By that logic, you could justify absolutely anything.
Depending on your standards, you can justify absolutely anything. There is nothing that is inherently right or wrong -- perhaps something that is right or wrong in most views.

Our standards have changed, too -- not even a century ago, holocausts were considered absolutely appropriate (even by scientists!).

No. Despite your opinions, and your best efforts to redefine good and evil, there are things which are inherently wrong. Murder is one of those things. All humans know murder is wrong, whether they admit it or not.
Right, so the Samurai, who would randomly cut the heads off of people they didn't fancy, knew they were doing something wrong, and yet were totally okay with it? Beheading a few peasants was, after all, the right way to test out a new sword... there's even a term in Japanese for it: Tameshi-giri.

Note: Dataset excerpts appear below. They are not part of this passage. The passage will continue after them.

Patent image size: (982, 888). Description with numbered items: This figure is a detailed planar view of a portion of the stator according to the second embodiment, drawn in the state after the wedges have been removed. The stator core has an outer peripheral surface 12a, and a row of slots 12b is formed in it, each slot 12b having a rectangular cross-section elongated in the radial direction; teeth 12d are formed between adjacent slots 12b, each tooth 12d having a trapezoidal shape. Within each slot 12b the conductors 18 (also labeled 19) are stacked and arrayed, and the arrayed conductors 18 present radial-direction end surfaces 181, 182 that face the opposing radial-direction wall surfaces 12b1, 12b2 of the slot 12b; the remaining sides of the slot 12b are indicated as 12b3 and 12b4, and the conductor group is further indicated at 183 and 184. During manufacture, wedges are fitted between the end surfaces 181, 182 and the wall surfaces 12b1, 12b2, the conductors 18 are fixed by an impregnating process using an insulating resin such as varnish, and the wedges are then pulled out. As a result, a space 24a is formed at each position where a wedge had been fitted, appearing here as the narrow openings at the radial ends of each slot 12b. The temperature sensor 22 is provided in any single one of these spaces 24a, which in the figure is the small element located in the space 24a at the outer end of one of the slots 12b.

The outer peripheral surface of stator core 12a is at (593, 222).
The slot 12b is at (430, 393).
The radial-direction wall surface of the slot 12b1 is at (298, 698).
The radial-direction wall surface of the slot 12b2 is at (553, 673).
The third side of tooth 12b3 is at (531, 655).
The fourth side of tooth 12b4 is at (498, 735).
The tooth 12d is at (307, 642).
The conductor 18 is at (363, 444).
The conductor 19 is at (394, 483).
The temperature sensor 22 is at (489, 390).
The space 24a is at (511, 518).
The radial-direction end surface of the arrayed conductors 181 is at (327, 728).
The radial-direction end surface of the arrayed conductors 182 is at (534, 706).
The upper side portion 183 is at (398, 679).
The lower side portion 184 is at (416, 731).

Plenty of societies, both ancient and modern, have legalized, or even encouraged, what we define as 'murder'.

And note that I'm not arguing that murder is acceptable; rather, that the definition for it changes so much between societies as to make the statement "Murder is wrong in all human societies." a completely meaningless phrase.

A likely explanation for the prohibition against the killing of other humans is strictly pragmatic: Societies where members can kill each other freely will self-destruct. This has nothing to do with 'murder being wrong', as much as free homicide not being a very stable evolutionary path.